Entry ID #: 185
Created: Sat, Mar 6, 2010 12:37 AM
As is inevitable on most VEX Robotics teams, Team 254 members have found themselves working on their robots late at night...often without a heater, and never with one in reach. To solve this problem, we thought of the most efficient, user-friendly way to move the heater – and came up with Heaterbot. We planned for Heaterbot to use a holonomic drive. This drive system would let the heater move freely around as well as rotate in place. We also aimed for a central spooling mechanism which could wind the extension cord connecting it to the wall. After talking with the 254A programmer, we determined that we could automate the spooling with a shaft encoder. Under normal circumstances, the spooling motor would pull slowly inwards on the extension cord.
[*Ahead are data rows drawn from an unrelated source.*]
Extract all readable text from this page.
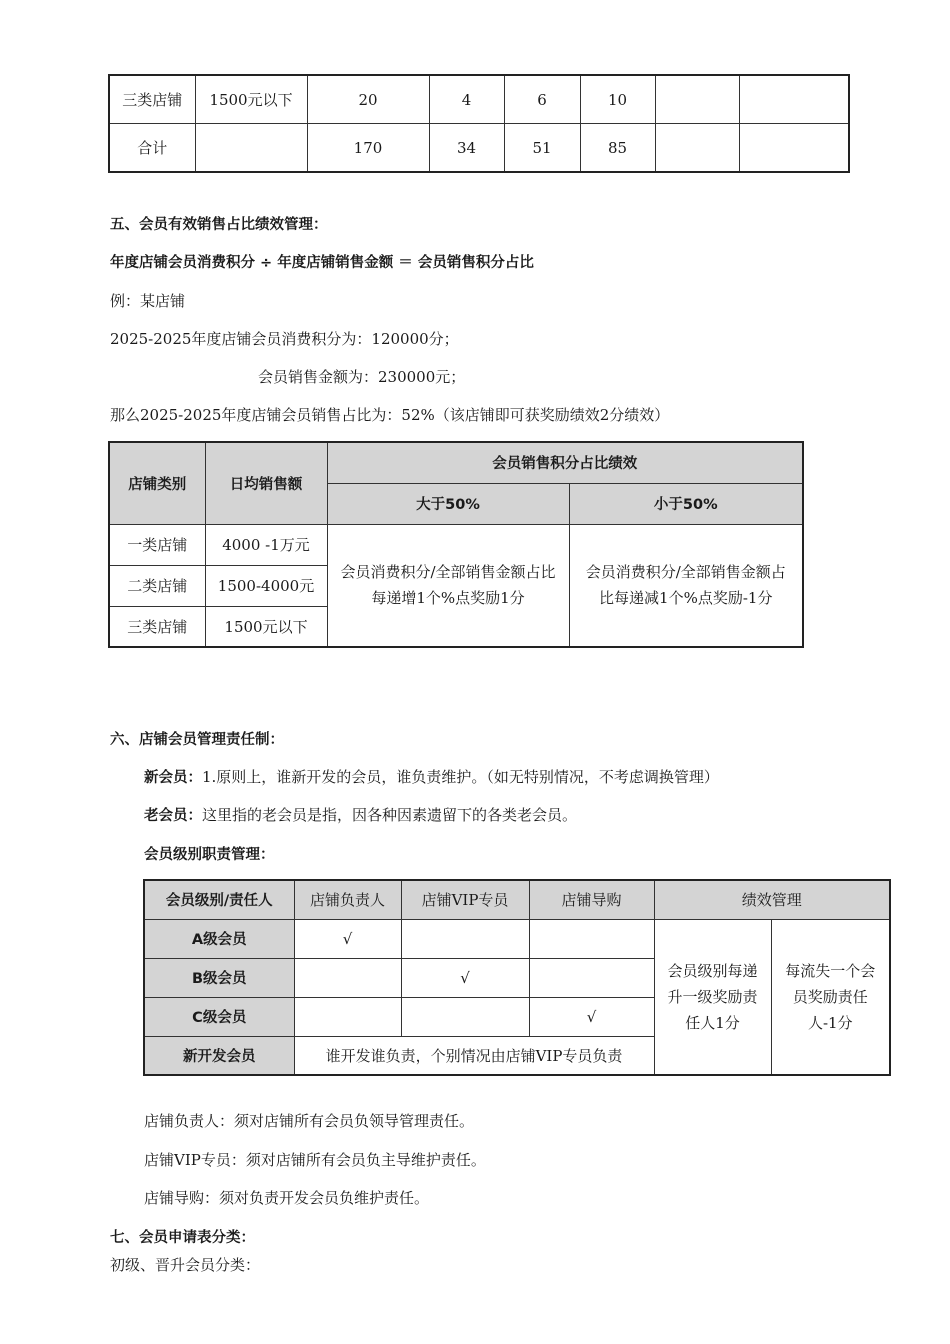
三类店铺	1500元以下	20	4	6	10		
合计		170	34	51	85		
五、会员有效销售占比绩效管理：
年度店铺会员消费积分 ÷ 年度店铺销售金额 ＝ 会员销售积分占比
例：某店铺
2025-2025年度店铺会员消费积分为：120000分；
会员销售金额为：230000元；
那么2025-2025年度店铺会员销售占比为：52%（该店铺即可获奖励绩效2分绩效）
店铺类别	日均销售额	会员销售积分占比绩效	
		大于50%	小于50%
一类店铺	4000 -1万元	会员消费积分/全部销售金额占比每递增1个%点奖励1分	会员消费积分/全部销售金额占比每递减1个%点奖励-1分
二类店铺	1500-4000元		
三类店铺	1500元以下		
六、店铺会员管理责任制：
新会员：1.原则上，谁新开发的会员，谁负责维护。（如无特别情况，不考虑调换管理）
老会员：这里指的老会员是指，因各种因素遗留下的各类老会员。
会员级别职责管理：
会员级别/责任人	店铺负责人	店铺VIP专员	店铺导购	绩效管理	
A级会员	√			会员级别每递升一级奖励责任人1分	每流失一个会员奖励责任人-1分
B级会员		√			
C级会员			√		
新开发会员	谁开发谁负责，个别情况由店铺VIP专员负责				
店铺负责人：须对店铺所有会员负领导管理责任。
店铺VIP专员：须对店铺所有会员负主导维护责任。
店铺导购：须对负责开发会员负维护责任。
七、会员申请表分类：
初级、晋升会员分类：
If the shaft encoder detected that the cord had stopped spooling, the motor would start to spool outward, loosening the cord. When the robot stopped moving, the motor would stop spooling, and then slowly pull inward again, taking up the slack in the cord. Because we used Autodesk Inventor, we were able to design our entire robot before picking up a single wrench. Autodesk eliminated most of the time we would otherwise waste prototyping with actual pieces – in fact, we were able to construct the entire base without a single issue; all that remained was mounting the heater on top. Some of the features we found useful were the simple orbiting tools, easy mating utilities, and lightweight user interface. But perhaps the most valuable Inventor utility was the rendering tool, which made our design look just like the real thing with ease. Although we were anticipating making a robot solely for the 2010 Digital Prototyping Challenge, we have found Heaterbot to be an incredibly useful asset in our regular build sessions. Because the robot uses so little power, we have hardly ever had to change its 7.2V battery, making it one of the most reliable, worry-free tools in our workshop.